Latius regnes avidum domando
spiritum quam si Libyam remotis
Gadibus iungas et uterque Poenus
serviat uni.

Crescit indulgens sibi dirus hydrops,
nec sitim pellit, nisi causa morbi
fugerit venis et aquosus albo
corpore languor.

Redditum Cyri solio Phraaten
dissidens plebi numero beatorum
eximit Virtus populumque falsis
dedocet uti

vocibus, regnum et diadema tutum
deferens uni propriamque laurem,
quisquis ingentis oculo irretorto
spectat acervos.

No luster is with silver hidden away
in earth by misers, Sallustius Crispus
despiser of wealth, unless it shines
refraining from use.

Proculeius will live with a prolonged life,
known for his paternal attitude to his brothers:
surviving fame will drive him on wings
fearing to be released.

Latius, you may rule greed with
a tamed spirit, which, if you may join Libya
with remote Gades, and Poenus may serve
water to one master.

An awful dropsy indulgent to itself comes forth,
nor does it drive out thirst, unless the cause of illness
will flee from the veins and the wet feebleness
from the white body.

Virtue disagreeing with the people removes
Phraaten, restored to the Cyrian throne, from the number of the blessed,
and teaches the people not
to use false

words, restoring on him alone the royal power
and safe crown, and his very own honor,
whoever considers vast treasures with
an undistracted eye.

1 comment:

  1. Thank you so much for this!
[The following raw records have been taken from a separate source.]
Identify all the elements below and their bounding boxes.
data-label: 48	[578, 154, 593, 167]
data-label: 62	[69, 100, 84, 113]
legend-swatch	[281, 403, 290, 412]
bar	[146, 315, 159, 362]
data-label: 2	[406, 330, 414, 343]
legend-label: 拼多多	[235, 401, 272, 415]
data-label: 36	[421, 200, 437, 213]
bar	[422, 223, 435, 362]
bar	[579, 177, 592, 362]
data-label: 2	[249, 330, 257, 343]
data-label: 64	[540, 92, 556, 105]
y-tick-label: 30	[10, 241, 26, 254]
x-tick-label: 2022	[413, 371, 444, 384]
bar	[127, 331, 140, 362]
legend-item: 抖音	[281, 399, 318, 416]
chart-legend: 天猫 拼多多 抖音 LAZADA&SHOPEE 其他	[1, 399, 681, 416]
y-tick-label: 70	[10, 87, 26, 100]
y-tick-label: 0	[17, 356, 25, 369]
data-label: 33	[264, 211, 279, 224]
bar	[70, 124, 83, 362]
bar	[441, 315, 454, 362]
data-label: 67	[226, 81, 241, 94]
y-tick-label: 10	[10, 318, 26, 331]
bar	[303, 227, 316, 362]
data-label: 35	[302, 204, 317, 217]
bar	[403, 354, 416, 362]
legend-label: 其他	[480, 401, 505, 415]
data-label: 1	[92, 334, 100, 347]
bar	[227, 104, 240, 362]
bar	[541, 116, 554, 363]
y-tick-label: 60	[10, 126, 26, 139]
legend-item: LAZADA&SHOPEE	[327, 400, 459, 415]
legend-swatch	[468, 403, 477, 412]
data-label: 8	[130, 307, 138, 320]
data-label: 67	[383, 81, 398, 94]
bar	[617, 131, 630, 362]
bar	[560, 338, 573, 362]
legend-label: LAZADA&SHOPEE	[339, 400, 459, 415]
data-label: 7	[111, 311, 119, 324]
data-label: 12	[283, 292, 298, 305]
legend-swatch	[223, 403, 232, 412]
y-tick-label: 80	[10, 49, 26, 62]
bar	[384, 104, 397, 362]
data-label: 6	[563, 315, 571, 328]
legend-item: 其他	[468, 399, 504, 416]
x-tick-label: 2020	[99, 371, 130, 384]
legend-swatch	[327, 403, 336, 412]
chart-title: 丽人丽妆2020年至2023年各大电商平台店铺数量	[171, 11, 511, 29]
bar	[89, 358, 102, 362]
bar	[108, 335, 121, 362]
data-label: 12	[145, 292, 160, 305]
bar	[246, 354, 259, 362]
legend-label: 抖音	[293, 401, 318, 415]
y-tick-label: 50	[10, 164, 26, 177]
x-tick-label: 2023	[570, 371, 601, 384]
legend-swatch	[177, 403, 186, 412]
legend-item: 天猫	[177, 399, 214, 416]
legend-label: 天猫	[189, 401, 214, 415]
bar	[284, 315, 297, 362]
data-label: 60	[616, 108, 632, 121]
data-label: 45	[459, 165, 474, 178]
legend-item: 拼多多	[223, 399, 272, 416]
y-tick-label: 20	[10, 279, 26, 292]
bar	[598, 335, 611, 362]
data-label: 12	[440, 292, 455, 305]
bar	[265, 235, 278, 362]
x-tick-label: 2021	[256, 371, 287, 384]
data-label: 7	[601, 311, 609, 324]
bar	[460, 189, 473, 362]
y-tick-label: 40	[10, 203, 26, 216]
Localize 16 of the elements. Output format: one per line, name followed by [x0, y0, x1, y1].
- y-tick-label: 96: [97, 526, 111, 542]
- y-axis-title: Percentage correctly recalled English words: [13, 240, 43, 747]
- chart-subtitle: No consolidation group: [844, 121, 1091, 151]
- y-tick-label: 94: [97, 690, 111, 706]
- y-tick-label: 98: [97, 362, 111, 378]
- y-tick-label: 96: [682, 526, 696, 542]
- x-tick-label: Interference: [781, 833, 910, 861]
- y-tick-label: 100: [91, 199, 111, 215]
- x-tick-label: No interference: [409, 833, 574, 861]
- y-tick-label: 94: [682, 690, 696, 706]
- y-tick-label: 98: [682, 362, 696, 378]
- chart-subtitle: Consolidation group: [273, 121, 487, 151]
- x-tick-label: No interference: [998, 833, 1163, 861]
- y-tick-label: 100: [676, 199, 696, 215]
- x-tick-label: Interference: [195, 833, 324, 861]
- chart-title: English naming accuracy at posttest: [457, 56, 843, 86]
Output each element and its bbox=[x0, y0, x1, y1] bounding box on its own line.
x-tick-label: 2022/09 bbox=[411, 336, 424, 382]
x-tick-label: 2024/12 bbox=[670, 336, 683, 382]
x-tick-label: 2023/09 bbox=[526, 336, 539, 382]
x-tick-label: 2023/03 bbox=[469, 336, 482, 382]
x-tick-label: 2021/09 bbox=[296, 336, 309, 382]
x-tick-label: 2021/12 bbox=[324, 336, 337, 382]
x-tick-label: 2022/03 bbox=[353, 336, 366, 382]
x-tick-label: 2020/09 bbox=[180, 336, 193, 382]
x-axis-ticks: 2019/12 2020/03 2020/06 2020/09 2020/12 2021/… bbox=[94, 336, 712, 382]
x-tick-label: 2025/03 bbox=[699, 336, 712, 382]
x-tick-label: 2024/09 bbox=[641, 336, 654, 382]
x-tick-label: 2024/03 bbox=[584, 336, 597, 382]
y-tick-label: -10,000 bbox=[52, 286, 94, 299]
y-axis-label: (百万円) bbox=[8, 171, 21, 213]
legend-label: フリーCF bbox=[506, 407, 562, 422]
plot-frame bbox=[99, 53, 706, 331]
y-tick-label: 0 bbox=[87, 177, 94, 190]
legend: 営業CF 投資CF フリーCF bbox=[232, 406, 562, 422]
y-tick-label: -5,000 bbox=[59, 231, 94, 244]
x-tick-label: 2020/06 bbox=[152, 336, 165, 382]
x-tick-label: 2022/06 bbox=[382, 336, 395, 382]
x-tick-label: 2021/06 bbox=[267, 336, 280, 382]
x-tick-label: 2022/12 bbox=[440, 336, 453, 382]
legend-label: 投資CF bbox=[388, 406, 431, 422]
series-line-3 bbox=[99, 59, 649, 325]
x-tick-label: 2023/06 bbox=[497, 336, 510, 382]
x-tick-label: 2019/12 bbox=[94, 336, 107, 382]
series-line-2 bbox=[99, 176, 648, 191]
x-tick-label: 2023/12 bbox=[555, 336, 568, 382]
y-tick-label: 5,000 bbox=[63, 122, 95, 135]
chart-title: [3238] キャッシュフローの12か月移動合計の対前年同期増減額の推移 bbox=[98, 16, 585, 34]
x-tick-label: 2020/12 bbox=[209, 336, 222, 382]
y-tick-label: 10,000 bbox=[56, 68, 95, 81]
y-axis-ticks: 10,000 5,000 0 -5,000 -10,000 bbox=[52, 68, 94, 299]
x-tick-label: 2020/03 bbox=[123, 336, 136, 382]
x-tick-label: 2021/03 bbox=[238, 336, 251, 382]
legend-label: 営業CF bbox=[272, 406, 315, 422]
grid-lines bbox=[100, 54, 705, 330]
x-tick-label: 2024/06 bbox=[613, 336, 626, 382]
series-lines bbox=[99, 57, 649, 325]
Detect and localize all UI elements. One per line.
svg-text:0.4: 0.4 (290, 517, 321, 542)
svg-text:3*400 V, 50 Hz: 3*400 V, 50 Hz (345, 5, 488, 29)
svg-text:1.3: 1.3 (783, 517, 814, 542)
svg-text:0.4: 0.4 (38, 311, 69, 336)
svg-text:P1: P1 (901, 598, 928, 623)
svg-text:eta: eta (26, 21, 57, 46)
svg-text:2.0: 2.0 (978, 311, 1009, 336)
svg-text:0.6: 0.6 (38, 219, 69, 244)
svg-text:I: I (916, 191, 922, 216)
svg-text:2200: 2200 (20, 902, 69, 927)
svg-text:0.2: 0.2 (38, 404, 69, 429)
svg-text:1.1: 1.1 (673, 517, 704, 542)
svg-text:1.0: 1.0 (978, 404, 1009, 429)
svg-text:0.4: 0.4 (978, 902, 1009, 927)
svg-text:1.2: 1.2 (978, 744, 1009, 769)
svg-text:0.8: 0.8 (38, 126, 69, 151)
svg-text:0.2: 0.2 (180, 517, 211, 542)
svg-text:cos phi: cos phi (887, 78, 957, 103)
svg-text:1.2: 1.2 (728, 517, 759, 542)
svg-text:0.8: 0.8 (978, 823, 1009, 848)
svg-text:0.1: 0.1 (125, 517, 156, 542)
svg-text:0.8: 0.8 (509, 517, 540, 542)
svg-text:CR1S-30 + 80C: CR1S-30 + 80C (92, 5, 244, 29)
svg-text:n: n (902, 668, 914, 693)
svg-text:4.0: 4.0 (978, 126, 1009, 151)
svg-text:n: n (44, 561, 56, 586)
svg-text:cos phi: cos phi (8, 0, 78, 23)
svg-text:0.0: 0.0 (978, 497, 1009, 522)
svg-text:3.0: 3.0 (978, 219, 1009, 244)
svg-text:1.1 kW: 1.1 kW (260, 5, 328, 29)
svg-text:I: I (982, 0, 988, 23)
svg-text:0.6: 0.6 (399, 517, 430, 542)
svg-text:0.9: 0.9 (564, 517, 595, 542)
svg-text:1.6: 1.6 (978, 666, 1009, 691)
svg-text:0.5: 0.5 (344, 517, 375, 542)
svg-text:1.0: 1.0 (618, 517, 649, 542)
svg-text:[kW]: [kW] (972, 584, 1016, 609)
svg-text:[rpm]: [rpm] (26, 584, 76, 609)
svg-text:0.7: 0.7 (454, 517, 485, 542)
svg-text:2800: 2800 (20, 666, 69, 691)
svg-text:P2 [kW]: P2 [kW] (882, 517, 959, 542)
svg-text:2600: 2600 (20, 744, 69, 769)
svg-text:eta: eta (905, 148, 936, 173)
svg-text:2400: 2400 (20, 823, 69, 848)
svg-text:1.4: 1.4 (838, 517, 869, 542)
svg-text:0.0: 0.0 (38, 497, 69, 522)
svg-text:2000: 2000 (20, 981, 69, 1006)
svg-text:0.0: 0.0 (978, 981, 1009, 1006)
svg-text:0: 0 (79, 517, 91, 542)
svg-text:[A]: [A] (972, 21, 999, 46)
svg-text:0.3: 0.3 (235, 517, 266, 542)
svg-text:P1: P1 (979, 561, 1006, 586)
I'm making a translation of one of Montaigne's essays in english and not only translating french from the XVIth century to english is already a big task in itself, Montaigne has also many latin quotes (and even if I have a good understanding of latin, I can't easily translate it: I'd need a dictionary and at least twenty minutes... which is not something I'm especially eager to spend on a subsidiary latin quote the author wrote because he loves antiquity and believes it could be of interest to anyone able to understand it). So, I truly thank you for this, as now I not only have the translation of the quote but also a better understanding of the opus in itself (and thus, a better understanding of what Montaigne meant with his two lines quote which clearly wasn't sufficient for a clear understanding without having read the text in the first place!). So, thank you!